Rochester's City Newspaper, in the first of a two-part series on mental health attitudes, research, and available services in the Rochester region, reports that researchers at the Medical Center are pioneering new ways to deliver mental-health services. While many people still visit a professional in the traditional clinical office setting, URMC has been creating treatment models built on a reverse premise: that mental health professionals need to bring treatment to the people. The article features Eric Caine, Chair and the John Romano Professor of Psychiatry; Steven Lamberti, Professor of Psychiatry; Catherine Cerulli, Associate Professor of Psychiatry; and Ann Marie White, an Assistant Professor of Psychiatry.
Mark your calendar
Today: Center for Integrated Research Computing (CIRC) symposium. Jean-Philippe Couderc, Associate Professor of Medicine/Cardiology will describe details of developing a high-resolution 3D heart model. Sarina Bellows from the Department of Chemistry will feature results from density functional theory (DFT) calculations of metal complexes. 11:30 a.m. to 1 p.m. in URMC 2-6408 (K-207 Auditorium). Pizza and soda will be served.

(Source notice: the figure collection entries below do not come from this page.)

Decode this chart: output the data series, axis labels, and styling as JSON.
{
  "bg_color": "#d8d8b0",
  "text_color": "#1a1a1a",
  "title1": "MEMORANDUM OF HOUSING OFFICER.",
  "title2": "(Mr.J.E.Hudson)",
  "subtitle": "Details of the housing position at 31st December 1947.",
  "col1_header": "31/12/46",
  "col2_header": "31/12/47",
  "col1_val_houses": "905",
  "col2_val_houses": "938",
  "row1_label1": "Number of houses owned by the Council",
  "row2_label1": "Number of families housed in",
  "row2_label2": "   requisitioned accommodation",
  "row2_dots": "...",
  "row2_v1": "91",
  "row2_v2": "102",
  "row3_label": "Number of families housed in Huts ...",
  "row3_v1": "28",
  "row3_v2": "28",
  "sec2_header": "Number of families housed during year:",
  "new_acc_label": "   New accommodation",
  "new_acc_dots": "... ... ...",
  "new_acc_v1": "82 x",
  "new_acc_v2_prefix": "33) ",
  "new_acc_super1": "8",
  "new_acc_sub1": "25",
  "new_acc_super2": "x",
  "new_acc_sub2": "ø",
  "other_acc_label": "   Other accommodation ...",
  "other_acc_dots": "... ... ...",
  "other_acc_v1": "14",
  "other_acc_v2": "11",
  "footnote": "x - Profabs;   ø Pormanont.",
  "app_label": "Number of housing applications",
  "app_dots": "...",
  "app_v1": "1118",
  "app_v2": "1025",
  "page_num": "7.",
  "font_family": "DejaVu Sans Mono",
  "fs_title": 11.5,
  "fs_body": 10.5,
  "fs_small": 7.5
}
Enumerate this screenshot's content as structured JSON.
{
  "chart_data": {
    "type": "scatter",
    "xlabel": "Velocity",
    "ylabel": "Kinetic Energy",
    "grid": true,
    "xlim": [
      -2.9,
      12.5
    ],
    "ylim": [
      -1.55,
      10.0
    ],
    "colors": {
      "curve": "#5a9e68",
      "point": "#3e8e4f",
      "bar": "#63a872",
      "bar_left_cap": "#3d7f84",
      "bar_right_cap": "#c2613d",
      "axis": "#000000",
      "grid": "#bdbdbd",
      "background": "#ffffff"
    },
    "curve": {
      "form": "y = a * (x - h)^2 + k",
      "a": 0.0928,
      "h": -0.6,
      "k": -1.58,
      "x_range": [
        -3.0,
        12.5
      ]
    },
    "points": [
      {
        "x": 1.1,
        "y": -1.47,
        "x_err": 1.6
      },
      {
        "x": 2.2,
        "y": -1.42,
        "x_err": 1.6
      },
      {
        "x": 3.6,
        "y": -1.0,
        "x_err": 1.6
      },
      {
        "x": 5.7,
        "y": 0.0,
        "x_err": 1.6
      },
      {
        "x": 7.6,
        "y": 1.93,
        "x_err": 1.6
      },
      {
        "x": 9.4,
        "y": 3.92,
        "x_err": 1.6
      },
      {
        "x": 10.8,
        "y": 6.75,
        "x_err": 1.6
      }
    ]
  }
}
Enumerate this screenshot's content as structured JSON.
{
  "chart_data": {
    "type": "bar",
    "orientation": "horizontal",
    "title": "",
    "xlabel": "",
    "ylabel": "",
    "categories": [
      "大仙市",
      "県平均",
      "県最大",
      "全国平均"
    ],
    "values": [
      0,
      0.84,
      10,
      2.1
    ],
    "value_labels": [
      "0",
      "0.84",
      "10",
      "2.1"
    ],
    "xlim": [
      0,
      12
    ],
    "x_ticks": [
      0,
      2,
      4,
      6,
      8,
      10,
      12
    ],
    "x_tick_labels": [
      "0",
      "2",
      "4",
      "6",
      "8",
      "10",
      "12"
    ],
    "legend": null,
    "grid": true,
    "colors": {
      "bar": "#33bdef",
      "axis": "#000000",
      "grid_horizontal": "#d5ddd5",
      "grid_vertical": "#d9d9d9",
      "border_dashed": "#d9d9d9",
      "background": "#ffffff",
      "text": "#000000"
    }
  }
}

Jan. 24, 2014: Thomas Cech, who shared the Nobel Prize in Chemistry in 1989 for discoveries of the catalytic properties of RNA, will be the keynote speaker at the 2014 Medical Scientist Research Symposium, a half-day event that also includes a poster session and wine and cheese reception. Cech's lecture will be at 1 p.m. in the Class of '62 Auditorium. The symposium is held to showcase the research and scientific accomplihments of the UR Medical Scientist Training Program.
Next issue: Jan. 10
Due to the holidays, Research Connection will not be issued on Dec. 27 and Jan. 3.